Die Schutztruppe, durch Soldaten, Geschütze und Maschinengewehre aus Deutschland verstärkt, schlägt brutal zurück. Nach der Schlacht am Waterberg im nördlichen Landeszentrum im August 1904 fliehen Tausende Herero-Kämpfer mit ihren Familien und ihrem Vieh in die wasserlose Kalahari im Südosten. Kommandeur Lothar von Trotha lässt das Gebiet abriegeln und erteilt am 2. Oktober 1904 seinen berüchtigten Befehl, auf jeden Herero zu schießen, egal ob Mann oder Frau, Kind oder Greis. Zehntausende Herero verdursten, nur etwa 1000 – darunter Maharero – gelingt die Flucht ins britische Betschuanaland, dem heutigen Botswana. Tausende Gefangene sterben später in Konzentrationslagern. Auch wenn die Zahlen umstritten sind: Ende des 19. Jahrhunderts gab es vermutlich 80 000 bis 100 000 Herero, 1907 zählen die Behörden weniger als 16 000 gefangene Herero.

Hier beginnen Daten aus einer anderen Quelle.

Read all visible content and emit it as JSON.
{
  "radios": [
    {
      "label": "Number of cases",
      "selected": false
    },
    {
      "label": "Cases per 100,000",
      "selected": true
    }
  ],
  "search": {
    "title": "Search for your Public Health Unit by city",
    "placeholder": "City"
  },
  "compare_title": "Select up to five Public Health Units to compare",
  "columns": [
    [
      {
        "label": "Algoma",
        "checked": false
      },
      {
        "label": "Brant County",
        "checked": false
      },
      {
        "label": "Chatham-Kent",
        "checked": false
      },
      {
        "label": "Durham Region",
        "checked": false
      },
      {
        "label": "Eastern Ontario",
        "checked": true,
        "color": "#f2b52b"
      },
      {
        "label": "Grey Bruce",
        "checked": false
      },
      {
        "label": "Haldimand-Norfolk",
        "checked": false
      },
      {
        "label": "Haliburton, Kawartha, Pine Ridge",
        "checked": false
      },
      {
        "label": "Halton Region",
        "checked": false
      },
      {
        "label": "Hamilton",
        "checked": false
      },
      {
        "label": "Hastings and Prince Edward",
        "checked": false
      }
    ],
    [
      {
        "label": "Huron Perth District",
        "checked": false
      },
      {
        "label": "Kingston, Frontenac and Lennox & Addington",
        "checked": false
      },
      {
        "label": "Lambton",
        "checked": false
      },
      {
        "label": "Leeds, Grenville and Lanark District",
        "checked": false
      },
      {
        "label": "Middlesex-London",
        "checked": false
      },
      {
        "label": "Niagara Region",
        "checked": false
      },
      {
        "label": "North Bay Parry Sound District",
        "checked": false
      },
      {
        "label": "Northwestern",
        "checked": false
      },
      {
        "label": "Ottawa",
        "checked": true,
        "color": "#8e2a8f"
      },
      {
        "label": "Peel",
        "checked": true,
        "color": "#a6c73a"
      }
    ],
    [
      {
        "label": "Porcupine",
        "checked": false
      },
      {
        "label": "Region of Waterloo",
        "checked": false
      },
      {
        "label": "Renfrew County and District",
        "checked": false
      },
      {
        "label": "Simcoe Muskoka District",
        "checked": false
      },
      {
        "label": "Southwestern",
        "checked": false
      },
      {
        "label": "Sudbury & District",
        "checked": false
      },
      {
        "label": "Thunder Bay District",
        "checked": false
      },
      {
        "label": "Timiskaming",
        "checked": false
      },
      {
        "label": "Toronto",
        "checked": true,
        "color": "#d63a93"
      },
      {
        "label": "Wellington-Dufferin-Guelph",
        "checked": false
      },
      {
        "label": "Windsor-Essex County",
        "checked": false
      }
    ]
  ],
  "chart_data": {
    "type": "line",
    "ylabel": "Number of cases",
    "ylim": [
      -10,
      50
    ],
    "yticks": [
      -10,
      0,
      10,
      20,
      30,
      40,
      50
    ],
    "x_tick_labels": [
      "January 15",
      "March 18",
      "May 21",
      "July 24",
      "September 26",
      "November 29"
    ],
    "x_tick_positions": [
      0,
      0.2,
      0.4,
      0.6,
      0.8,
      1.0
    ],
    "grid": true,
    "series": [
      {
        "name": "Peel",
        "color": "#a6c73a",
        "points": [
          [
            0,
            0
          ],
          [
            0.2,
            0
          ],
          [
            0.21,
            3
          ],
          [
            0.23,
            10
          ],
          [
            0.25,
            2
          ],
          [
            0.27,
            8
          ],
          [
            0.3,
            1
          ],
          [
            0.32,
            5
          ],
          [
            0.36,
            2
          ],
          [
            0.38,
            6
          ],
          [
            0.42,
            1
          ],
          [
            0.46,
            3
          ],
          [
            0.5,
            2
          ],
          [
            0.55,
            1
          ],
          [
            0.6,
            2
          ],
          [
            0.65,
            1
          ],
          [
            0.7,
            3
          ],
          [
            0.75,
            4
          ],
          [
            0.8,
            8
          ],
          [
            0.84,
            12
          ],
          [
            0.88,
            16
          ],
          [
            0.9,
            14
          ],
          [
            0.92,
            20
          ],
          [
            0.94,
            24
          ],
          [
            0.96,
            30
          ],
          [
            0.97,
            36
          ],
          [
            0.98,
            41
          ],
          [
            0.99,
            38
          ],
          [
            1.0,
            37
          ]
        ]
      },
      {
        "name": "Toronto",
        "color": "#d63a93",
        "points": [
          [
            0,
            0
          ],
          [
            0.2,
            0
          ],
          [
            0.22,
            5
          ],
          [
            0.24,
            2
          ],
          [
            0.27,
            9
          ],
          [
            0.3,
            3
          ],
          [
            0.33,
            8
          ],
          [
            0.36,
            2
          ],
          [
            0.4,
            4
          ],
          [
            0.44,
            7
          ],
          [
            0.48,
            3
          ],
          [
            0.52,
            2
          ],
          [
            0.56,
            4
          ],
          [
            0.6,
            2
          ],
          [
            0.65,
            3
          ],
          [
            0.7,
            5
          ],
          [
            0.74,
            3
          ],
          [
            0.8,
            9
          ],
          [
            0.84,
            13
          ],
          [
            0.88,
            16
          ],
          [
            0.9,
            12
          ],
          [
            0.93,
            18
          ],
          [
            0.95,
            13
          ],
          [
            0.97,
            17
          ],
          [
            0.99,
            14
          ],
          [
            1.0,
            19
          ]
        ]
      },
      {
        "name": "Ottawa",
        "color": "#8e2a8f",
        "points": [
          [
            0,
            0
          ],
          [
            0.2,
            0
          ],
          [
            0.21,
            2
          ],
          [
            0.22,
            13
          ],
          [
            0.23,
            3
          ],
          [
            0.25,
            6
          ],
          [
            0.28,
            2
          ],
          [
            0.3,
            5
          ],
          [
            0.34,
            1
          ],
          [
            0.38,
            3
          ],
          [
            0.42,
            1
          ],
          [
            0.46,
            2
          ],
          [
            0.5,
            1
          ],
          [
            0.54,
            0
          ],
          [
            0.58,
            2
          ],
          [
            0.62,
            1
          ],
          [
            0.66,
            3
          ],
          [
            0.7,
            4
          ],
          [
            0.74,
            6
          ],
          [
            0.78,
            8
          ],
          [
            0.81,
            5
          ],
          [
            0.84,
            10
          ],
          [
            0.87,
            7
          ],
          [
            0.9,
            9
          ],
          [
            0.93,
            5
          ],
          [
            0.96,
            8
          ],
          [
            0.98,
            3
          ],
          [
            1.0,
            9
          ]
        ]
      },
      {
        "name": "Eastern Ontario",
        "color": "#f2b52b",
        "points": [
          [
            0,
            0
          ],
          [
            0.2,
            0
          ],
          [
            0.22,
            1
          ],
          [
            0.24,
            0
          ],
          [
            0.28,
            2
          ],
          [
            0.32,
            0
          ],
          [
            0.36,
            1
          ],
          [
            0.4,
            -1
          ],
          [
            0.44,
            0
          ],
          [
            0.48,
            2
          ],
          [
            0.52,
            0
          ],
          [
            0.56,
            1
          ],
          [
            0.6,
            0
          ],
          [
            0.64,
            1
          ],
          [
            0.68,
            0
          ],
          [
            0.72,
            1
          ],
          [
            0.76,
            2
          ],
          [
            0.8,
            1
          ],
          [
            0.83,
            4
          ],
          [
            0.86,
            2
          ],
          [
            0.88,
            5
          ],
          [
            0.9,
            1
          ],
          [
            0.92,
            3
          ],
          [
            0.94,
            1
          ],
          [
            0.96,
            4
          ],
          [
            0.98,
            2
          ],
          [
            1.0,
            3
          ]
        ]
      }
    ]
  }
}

Deshalb spricht der Oberführer der Herero, Kuaima Riruako, heute von Völkermord und erwartet von Deutschland eine Entschuldigung und eine Wiedergutmachung. Zusammen mit seinem Berater Mburumba Kerina hat er im Jahre 2001 in den USA eine Klage auf Reparationen eingereicht – und Klagen gegen die Deutsche Bank und andere Nachfolgefirmen in der Kolonie tätiger Unternehmen auf Entschädigung für Zwangsarbeit kriegsgefangener Herero.

Aber Berlins Botschafter Massing bekräftigt in seiner Rede die bisherige Haltung Deutschlands: Die Bundesregierung bedauere das damals begangene Unrecht und stelle sich seiner moralischen Verantwortung für die gemeinsame Geschichte, indem sie – wie vom Bundestag 1989 in einer Resolution beschlossen – besondere Beziehungen zu Namibia unterhalte. Mit 500 Millionen Euro Entwicklungshilfe seit Namibias Unabhängigkeit 1990 hat Berlin dem Land im Vergleich zu anderen Ländern Afrikas in der Tat den höchsten Pro-Kopf-Betrag gezahlt – bei rund 1,83 Millionen Einwohnern. Die Hilfe, so wird stets betont, müsse allen Namibiern zu Gute kommen. Förderung einer speziellen Volksgruppe dagegen schüre Neid.

Eigene Profilierung

Namibias Regierung unterstützt die Forderungen der Herero nicht. Von Vertretern des Volkes der Owambo dominiert, das mehr als die Hälfte der Bevölkerung stellt, steht sie der Veranstaltung der Herero in Okahandja reserviert gegenüber – genauso wie ein Großteil der knapp 20 000 Deutschstämmigen im Land. Viele befürchten, dass Oberführer Riruako das Gedenkjahr nicht in den Dienst der Versöhnung stellen, sondern zur eigenen Profilierung missbrauchen will: Er hat vor kurzem eine eigene Partei gegründet, die bei den bevorstehenden Wahlen antritt. Vertreter der Regierung nahmen lediglich an dem Ökumenischen Gottesdienst teil. Veranstalter war das so genannte Bischofskomitee, das sich aus Vertretern aller Volksgruppen zusammensetzt und mit der gemeinsamen Erinnerung an das Leid der Vergangenheit den Prozess der Versöhnung voranbringen will.